Kinetic transport theory with quantum coherence
Matti Herranen, Kimmo Kainulainen, Pyry M. Rahkila

TL;DR
This paper develops a quantum kinetic transport framework incorporating coherence effects for fermions and bosons, providing a self-consistent way to describe how quantum coherence influences thermalization and decoherence in noninteracting and interacting systems.
Contribution
It introduces a novel phase space structure with singular shells to encode quantum coherence in transport equations derived via the Schwinger-Keldysh formalism.
Findings
Coherence information is represented by new singular shells in the 2-point function.
The derived equations describe how coherence affects thermalization and decoherence.
Application to out-of-equilibrium states shows approach to equilibrium with coherence effects included.
Abstract
We derive transport equations for fermions and bosons in spatially or temporally varying backgrounds with special symmetries, by use of the Schwinger-Keldysh formalism.
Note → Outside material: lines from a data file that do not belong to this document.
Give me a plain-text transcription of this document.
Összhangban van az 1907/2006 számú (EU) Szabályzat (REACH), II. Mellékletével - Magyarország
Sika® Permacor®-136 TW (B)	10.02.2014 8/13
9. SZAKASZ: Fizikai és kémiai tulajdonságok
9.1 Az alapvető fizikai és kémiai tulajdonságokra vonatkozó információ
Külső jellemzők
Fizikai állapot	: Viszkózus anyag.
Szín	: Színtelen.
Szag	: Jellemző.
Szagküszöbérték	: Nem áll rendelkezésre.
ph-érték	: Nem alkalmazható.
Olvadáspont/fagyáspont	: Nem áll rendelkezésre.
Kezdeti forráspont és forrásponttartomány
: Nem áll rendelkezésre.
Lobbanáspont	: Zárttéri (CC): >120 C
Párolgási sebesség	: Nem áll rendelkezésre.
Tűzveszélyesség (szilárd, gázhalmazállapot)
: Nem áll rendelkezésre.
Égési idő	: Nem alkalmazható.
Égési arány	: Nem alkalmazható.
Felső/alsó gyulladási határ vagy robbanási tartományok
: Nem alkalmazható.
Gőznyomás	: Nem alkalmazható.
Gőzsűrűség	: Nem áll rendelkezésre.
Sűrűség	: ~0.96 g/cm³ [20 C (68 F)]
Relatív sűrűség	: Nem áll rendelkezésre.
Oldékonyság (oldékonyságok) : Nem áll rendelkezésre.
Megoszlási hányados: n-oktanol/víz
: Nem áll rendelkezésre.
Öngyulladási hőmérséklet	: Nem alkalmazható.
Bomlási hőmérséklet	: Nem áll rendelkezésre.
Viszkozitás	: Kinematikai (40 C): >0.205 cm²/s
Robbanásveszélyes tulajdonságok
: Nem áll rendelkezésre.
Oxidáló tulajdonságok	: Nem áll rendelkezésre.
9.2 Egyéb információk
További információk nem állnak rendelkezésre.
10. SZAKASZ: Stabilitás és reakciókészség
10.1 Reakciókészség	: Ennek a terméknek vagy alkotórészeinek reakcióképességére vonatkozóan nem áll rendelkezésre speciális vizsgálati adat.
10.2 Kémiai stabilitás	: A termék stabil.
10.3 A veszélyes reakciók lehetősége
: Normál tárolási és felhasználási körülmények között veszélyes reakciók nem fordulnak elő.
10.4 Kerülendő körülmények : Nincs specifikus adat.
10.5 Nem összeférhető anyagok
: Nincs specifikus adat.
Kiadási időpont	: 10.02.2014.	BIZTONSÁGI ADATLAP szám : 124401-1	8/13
In a noninteracting theory the coherence information is shown to be encoded in new singular shells for the 2-point function. Imposing this phase space structure to the interacting theory leads to a a self-consistent equation of motion for a physcial density matrix, including coherence and a well defined collision integral. The method is applied e.g. to demonstrate how an initially coherent out-of-equlibrium state approaches equlibrium through decoherence and thermalization.